The statue portrays the 26th president on horseback, with a Black man and Native American man standing on each side.
In a written statement, de Blasio said the museum’s board made the decision to remove the statue, “because it explicitly depicts Black and Indigenous people as subjugated and racially inferior.”
The museum’s president, Ellen Futter, explained how the current racial climate in the wake of nationwide protests and renewed momentum of the Black Lives Matter movement played a role in the timing of the decision, saying the museum’s “community has been profoundly moved by the ever-widening movement for racial justice that has emerged after the killing of George Floyd,” in a statement to The New York Times. The mayor has agreed with Futter, saying it is the “right time” to take the statue down.

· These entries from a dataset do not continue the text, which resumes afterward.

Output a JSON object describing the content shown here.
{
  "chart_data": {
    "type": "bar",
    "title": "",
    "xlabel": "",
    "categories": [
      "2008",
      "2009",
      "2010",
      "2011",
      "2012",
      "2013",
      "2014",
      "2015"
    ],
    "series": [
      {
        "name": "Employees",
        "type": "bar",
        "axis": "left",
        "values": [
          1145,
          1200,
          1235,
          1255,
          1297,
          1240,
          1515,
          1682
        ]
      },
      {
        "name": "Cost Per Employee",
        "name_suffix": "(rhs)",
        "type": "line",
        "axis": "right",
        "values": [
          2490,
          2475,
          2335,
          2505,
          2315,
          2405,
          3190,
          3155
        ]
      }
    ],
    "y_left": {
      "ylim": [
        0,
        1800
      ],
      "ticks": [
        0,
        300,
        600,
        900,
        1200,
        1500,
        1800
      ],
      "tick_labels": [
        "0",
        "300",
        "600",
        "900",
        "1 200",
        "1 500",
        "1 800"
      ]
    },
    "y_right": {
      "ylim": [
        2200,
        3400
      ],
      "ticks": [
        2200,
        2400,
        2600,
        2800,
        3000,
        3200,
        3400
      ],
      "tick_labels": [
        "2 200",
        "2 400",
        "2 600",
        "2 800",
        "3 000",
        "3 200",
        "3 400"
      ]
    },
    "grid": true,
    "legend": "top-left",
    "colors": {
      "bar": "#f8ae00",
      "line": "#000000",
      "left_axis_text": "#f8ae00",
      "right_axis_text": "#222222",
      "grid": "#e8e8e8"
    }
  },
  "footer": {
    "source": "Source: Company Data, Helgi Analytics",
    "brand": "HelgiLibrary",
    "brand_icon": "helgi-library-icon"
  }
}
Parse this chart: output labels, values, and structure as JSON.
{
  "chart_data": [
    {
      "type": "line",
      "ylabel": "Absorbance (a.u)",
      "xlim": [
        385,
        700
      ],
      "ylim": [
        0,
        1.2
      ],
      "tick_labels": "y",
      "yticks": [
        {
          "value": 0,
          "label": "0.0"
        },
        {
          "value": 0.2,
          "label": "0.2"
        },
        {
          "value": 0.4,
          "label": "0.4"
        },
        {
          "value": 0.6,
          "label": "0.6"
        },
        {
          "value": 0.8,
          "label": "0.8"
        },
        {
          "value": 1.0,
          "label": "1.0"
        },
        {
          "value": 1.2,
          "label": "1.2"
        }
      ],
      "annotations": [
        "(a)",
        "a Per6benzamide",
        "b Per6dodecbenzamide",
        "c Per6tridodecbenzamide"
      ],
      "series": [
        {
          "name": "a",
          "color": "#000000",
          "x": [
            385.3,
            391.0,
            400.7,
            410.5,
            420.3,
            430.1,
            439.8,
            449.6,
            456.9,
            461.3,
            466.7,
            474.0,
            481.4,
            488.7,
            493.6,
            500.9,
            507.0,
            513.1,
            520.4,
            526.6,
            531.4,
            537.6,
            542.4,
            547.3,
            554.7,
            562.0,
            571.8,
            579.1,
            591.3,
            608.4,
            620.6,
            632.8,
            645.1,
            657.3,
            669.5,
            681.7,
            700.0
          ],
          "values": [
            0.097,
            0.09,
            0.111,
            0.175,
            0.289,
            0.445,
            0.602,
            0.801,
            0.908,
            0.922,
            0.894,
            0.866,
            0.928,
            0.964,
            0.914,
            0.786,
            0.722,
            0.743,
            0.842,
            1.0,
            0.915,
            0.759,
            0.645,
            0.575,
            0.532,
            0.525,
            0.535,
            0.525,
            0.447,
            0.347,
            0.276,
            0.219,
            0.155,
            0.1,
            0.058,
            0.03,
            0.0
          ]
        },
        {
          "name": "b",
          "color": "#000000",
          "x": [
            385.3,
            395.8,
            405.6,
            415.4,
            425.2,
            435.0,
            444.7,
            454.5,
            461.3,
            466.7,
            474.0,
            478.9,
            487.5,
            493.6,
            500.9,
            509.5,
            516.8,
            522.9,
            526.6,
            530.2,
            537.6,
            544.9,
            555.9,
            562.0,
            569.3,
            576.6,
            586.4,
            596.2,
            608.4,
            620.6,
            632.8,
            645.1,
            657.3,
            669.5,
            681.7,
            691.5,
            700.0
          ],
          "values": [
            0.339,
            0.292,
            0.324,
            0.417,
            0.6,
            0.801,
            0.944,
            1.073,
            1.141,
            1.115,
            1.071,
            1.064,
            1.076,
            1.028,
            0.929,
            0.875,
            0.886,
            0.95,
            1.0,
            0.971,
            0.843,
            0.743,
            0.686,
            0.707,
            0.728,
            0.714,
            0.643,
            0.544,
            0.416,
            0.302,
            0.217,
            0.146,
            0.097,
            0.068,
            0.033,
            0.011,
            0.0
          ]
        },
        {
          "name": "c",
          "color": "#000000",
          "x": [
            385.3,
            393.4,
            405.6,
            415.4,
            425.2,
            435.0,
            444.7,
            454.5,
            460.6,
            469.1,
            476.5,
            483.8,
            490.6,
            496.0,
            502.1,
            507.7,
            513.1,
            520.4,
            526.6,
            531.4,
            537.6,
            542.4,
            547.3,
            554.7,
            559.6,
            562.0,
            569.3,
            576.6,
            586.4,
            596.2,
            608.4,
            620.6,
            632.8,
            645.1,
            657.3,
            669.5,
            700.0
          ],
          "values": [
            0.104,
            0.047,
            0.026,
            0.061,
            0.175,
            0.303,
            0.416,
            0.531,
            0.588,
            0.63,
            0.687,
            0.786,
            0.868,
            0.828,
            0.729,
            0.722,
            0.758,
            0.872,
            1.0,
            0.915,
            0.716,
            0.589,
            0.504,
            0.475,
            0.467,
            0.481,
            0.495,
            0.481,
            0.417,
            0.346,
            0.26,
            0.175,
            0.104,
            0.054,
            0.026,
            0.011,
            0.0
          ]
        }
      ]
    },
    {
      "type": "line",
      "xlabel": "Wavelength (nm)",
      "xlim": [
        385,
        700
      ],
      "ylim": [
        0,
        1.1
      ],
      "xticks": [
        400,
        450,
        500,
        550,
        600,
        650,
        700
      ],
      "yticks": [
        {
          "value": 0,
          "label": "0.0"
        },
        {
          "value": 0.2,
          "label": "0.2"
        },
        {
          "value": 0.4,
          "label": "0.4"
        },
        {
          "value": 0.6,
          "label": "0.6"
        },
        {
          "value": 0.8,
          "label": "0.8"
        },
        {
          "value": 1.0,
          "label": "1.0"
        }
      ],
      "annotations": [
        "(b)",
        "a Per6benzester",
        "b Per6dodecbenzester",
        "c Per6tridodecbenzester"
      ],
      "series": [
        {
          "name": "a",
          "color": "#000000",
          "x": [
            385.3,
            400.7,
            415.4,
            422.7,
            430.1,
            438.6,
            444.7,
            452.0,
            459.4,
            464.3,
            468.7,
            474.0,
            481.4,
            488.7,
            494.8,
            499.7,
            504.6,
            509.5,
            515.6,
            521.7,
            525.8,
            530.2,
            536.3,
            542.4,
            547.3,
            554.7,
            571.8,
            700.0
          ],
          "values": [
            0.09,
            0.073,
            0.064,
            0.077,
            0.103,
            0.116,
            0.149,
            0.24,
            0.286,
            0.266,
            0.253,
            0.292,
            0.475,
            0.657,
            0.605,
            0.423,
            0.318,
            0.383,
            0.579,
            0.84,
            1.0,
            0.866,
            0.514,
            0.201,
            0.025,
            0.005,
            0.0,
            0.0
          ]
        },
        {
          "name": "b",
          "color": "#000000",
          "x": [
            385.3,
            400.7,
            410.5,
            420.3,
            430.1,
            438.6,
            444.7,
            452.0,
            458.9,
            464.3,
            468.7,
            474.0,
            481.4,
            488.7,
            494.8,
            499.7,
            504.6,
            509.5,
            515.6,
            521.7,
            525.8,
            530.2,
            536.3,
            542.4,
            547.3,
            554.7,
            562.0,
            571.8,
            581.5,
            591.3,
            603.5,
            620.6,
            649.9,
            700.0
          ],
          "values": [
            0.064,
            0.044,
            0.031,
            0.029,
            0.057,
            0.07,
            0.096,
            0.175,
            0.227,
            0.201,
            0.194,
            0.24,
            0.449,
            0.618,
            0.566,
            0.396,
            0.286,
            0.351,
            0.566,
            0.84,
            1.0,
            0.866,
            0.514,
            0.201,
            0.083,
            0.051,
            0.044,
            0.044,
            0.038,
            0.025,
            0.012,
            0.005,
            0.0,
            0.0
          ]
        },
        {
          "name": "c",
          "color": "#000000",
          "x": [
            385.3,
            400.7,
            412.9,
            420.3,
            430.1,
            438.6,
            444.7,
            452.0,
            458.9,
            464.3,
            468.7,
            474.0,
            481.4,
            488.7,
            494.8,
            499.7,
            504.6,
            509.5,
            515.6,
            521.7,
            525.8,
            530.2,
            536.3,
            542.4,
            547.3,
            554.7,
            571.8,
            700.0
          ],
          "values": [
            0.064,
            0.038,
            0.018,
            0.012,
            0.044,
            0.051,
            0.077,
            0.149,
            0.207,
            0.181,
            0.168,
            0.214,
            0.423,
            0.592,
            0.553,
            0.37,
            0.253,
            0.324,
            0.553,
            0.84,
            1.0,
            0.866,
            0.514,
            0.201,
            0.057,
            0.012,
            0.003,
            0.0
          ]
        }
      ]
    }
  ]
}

“We have watched as the attention of the world and the country has increasingly turned to statues as powerful and hurtful symbols of systemic racism,” Futter added.
The statue, named Equestrian Statue of Theodore Roosevelt and sculpted by James Earle Fraser, depicts the Black and Native American men as the former’s president’s “manservants” who carry his rifles.
The decision to remove the statue has been well received by Roosevelt’s own descendants: Roosevelt’s great-grandson Theodore Roosevelt IV also co-signed the statue’s removal, stating that it is time to “move forward.”
However, President Donald Trump quickly expressed his disapproval of the statue’s removal and took to Twitter to express his dissatisfaction.
Although the current circumstances regarding the racial climate may have affected the timing of this decision, criticism of the statue is not new. In 2016, during an anti-Columbus Day protest, an organization called Decolonize this Place covered the statue with gray fabric. In 2017, protesters splashed red liquid on the statue’s base to symbolize blood.
The removal of the current statue represents just one example of the growing disapproval of controversial historic sculptures. In recent weeks, protesters destroyed a statue of Robert E. Lee in Richmond, Virginia, toppled a statue of a segregationist lawmaker in Nashville, Tennessee, and hanged a Confederate statue in Raleigh, North Carolina, from a lamppost.